Pottier won Bordeaux–Paris in 1903 before turning professional. He came second in Paris–Roubaix 1905 and Bordeaux–Paris 1905, then third in 1906’s Paris–Roubaix, before winning theTour de France in 1906.
He was considered the finest climber of the Tour. In the 1905 Tour de France he was first up the Ballon d’Alsace but lost the lead to Hippolyte Aucouturier after nails punctured his final spare tyre. He finished the stage only when Aucouturier gave him one of his spare tyres. Injury due to a fall on the next stage to Grenoble caused him to abandon.

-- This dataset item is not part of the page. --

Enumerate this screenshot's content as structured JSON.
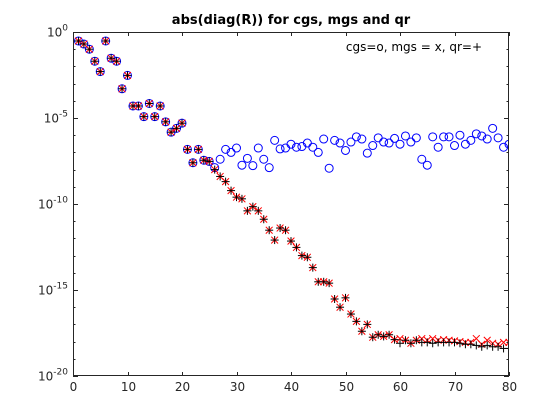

The following year he took five stage wins out of thirteen and overall victory with 31 points. Again he was first up the Ballon d'Alsace but this time he stayed ahead, finishing as Dijon 48 minutes before his nearest competitor. He also won in Grenoble by fifteen minutes and at Nice by 26 minutes. He completed the 2,824.75 miles in 189 hours, 34 minutes at an average 14.90 mph.
In September 1906 he won the Bol d'Or 24 hour cycle race at the Buffalo Velodrome in Paris with 574.95 miles.
On 25 January 1907 he committed suicide by hanging himself on his bike hook after hearing his wife had found a lover while he was away at the Tour.